What triggers a signal

ActionSignal type
Accept an AI finding without editingPositive — used as a quality example
Accept an AI suggestion from the suggestion toolPositive — used as a quality example
Edit an AI-generated findingMild negative — content was not quite right
Delete an AI-generated findingStrong negative — suppresses similar content in future
Create a finding manuallyPositive — used as a quality example

Signals are scoped to each project

Learning is kept separate per project. A competitive analysis project and a product requirements project may call for very different styles of findings, and the system treats them independently. Feedback in one project never influences another.

When does it kick in

Few-shot examples are injected as soon as there are accepted or manually created findings in your project. The negative similarity filter activates once deleted findings have been recorded. The preference profile is not generated until at least 10 feedback events have accumulated, ensuring it is based on a meaningful pattern rather than a handful of actions.

The more you interact with your findings, the more accurate the system's understanding of your preferences becomes. Projects with a rich history of reviewed and curated findings will see the most noticeable improvement in AI output quality.

Tips for best results

  • Delete liberally. Every finding you remove is a signal.
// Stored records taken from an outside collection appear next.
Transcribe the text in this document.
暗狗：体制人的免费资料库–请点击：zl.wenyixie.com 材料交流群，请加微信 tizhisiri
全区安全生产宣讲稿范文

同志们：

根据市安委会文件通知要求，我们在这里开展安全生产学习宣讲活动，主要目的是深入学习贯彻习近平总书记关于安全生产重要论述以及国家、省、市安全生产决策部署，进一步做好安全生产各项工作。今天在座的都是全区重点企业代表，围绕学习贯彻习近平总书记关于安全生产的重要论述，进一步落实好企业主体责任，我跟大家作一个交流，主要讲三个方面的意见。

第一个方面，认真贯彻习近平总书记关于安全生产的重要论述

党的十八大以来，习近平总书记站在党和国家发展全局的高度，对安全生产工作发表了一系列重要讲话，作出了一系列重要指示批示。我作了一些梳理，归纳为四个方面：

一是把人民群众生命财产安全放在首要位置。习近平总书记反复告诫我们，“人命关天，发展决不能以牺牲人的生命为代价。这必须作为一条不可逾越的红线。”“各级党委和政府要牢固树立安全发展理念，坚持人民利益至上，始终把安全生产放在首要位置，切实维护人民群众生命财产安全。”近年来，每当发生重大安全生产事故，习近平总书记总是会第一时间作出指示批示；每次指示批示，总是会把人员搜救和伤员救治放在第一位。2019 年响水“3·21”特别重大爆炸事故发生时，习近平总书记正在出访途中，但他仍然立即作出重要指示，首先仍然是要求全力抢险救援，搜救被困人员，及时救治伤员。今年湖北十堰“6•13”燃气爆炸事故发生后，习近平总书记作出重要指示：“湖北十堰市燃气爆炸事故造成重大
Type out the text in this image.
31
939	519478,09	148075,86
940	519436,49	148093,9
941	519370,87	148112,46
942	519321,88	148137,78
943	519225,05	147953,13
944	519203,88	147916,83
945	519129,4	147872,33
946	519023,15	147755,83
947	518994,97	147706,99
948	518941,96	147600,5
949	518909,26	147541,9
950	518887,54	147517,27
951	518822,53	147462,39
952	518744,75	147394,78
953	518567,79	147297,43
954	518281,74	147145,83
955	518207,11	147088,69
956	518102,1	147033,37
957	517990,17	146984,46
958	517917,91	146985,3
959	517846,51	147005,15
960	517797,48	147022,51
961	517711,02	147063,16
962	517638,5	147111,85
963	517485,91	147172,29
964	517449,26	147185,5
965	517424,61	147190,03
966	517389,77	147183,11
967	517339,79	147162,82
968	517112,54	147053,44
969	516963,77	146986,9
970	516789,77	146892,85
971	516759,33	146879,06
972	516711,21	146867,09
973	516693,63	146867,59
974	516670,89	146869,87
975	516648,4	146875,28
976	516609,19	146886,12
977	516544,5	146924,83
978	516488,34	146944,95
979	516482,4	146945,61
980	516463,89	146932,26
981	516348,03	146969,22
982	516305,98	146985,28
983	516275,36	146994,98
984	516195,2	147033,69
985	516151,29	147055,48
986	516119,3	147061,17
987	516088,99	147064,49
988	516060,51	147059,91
Deleting weak or irrelevant findings is one of the fastest ways to improve future extractions.
  • Write findings manually when the AI misses the mark. Manually created findings carry strong positive weight — the system treats them as the clearest possible example of what you want.
  • Be consistent within a project. Mixed signals — keeping some findings but deleting similar ones — can reduce the clarity of the learned preference. The more consistent your curation behaviour, the sharper the profile.
  • Give it time. The preference profile requires at least 10 events before it is generated. On a fresh project, the first few ingestions benefit only from few-shot examples. After more active use, all three learning layers work together.